Visto o acontecido, era esperado que alguns dos debates girassem em torno das pautas. Na mesa ‘Diversidade, substantivo plural’, a discussão se pautou na função da diversidade e representação social na literatura. O escritor João Silvério Trevisan aproveitou para relacionar ao ocorrido no dia anterior, dizendo:
“o governo usa o medo como uma epidemia. Nós conquistamos um bocado de direitos que não tínhamos antes. E quando as pessoas se mostram assustadas, eu digo que elas estão caindo no que eles [os governantes] querem”
Quando foi sabido da vinda dos fiscais, as outras mesas assumiram um tom ainda mais direto. O debate ‘Literatura arco-íris’, na qual levava escritores LGBTQ+ para falarem de suas obras, foi interrompido pelo escritor Michel Uchiha, pedindo a união de todos em direção ao Pavilhão das Artes, onde os fiscais se encontravam. Anteriormente, já havia sido realizado um beijaço como forma de protesto. A advogada Giowana Cambrone disse ao auditório, antes que todos se reunissem ao lado de fora.
“Os órgãos censores estão aqui recolhendo livros. Eles estão atacando nossas existências, liberdade de expressão e o estado democrático de direito”
A chegada de fiscais da prefeitura, por volta das 18h, colocou um clima maior de pânico no ar. Esses acabaram por ficar por duras horas conversando com a direção da Bienal, em uma tentativa de impedir a entrada desses. Contudo, os agentes públicos entraram à paisana no evento.
Com livros em mãos – dos quais muitos faziam parte dos distribuídos por Felipe Neto em sua ação -, centenas de leitores faziam ecoar gritos como “Fora Crivella” e “Não vai ter censura”. Em uma marcha pelos quatro pavilhões que compõem a feira, o movimento acabou ganhando mais adeptos e tomando os holofotes dos eventos.
Entre os líderes da manifestação estavam Uchiha e a autora Marcela Passos.

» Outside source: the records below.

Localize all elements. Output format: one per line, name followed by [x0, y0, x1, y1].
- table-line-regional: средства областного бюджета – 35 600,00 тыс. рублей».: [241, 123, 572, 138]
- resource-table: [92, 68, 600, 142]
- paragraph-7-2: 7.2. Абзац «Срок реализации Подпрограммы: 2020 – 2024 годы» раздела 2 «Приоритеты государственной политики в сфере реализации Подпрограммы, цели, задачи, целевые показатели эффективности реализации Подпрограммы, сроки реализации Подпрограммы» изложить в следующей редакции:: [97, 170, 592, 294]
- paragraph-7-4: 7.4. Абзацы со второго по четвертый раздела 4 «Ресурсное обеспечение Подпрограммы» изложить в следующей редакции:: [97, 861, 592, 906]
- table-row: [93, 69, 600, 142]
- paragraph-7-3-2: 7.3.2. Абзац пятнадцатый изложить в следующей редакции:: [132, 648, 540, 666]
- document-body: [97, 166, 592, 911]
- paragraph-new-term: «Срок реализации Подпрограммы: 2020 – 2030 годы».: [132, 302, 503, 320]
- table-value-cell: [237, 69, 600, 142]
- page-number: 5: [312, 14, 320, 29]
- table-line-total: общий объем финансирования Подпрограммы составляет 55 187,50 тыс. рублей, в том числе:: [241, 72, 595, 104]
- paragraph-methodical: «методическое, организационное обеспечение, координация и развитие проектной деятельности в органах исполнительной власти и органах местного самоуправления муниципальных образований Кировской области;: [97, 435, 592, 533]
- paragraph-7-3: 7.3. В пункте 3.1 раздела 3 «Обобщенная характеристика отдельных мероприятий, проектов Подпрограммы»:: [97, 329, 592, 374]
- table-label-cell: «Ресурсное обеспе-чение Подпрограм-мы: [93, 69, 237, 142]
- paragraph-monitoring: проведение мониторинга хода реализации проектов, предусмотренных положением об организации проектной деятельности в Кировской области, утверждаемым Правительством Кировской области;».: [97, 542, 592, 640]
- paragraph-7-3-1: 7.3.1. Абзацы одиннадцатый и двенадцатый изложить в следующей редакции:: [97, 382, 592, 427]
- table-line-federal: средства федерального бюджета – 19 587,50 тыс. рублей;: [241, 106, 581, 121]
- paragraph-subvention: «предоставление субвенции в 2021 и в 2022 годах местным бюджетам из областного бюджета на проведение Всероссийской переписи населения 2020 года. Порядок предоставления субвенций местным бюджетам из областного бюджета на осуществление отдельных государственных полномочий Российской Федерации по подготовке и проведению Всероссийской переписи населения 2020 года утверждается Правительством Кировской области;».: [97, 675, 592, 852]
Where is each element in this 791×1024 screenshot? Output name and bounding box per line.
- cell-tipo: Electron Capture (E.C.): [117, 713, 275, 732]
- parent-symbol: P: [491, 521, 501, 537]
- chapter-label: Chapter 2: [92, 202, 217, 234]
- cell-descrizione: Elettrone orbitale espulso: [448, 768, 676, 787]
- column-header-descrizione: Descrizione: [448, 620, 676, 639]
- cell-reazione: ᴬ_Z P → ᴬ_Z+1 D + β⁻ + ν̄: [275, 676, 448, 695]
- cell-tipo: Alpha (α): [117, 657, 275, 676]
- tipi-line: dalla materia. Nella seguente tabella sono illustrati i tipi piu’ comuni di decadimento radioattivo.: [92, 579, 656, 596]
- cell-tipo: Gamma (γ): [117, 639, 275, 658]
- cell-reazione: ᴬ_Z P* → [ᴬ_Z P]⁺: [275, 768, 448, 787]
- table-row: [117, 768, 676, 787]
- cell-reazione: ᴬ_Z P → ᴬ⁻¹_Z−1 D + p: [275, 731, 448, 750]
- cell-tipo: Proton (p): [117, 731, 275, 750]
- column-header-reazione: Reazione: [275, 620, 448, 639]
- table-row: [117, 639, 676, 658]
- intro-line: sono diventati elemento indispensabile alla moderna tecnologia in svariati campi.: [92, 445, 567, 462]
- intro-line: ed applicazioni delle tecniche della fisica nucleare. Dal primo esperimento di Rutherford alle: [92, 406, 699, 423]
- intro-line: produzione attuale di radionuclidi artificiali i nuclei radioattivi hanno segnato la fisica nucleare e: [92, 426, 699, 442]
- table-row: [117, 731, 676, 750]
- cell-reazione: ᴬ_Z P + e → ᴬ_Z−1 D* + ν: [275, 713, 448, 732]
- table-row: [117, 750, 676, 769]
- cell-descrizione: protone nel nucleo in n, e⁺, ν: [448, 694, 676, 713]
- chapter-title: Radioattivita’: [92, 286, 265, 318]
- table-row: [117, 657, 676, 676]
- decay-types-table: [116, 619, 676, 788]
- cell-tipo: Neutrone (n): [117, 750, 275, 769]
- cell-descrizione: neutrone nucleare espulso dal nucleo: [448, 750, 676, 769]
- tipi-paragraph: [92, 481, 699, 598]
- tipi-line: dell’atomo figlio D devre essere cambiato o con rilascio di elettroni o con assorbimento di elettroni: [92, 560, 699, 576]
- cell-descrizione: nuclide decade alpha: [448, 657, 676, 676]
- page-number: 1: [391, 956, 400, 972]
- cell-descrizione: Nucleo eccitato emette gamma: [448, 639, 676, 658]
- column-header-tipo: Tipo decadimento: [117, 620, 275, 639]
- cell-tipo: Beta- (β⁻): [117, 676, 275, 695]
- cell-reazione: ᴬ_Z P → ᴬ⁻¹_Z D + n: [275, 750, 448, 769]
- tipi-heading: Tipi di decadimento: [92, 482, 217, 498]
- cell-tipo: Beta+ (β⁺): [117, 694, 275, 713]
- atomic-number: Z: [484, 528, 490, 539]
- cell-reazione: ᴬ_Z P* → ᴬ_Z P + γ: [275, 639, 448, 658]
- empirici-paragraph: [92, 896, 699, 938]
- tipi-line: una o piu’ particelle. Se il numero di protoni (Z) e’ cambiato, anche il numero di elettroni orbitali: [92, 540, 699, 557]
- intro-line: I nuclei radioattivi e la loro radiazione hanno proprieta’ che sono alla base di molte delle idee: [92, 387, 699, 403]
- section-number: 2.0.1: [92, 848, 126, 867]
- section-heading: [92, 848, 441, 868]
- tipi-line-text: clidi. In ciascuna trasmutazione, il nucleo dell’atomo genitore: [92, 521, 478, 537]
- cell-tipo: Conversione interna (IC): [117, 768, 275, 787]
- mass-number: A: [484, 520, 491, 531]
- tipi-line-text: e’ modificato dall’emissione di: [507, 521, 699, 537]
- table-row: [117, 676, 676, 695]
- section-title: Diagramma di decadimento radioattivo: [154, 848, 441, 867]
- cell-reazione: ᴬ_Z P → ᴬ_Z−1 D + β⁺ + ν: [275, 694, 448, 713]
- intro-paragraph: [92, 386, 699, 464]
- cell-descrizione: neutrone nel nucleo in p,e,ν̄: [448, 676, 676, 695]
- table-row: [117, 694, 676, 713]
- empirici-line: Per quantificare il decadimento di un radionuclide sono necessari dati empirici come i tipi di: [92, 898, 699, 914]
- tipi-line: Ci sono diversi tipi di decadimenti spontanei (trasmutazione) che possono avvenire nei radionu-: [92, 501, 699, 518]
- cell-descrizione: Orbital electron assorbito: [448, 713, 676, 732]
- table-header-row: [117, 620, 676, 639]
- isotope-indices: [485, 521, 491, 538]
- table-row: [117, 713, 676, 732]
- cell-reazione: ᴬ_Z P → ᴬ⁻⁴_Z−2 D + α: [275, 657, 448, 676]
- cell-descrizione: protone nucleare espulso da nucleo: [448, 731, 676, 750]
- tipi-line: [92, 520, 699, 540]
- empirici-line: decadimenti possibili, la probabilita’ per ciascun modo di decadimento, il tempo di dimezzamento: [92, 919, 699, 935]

O primeiro tenta levar suas publicações como causa social propriamente, por isso toda a situação o marcou.
“Parte dos lucros dos meus livros são aplicados para instituições com LGBTs em situação de vulnerabilidade. Amanhã [dia 8] nós vamos trazer essas pessoas para que eles tenham acesso a cultura”, conta. “Eu não quero que mais pessoas passem pelo que eu passei. Eu quero que mais pessoas tenham acesso a nossas histórias, quero que mais pessoas sejam conscientizadas, eu quero que as pessoas olhem para pessoas diferentes, quero que as pessoas entendam, de verdade, o que é diversidade”.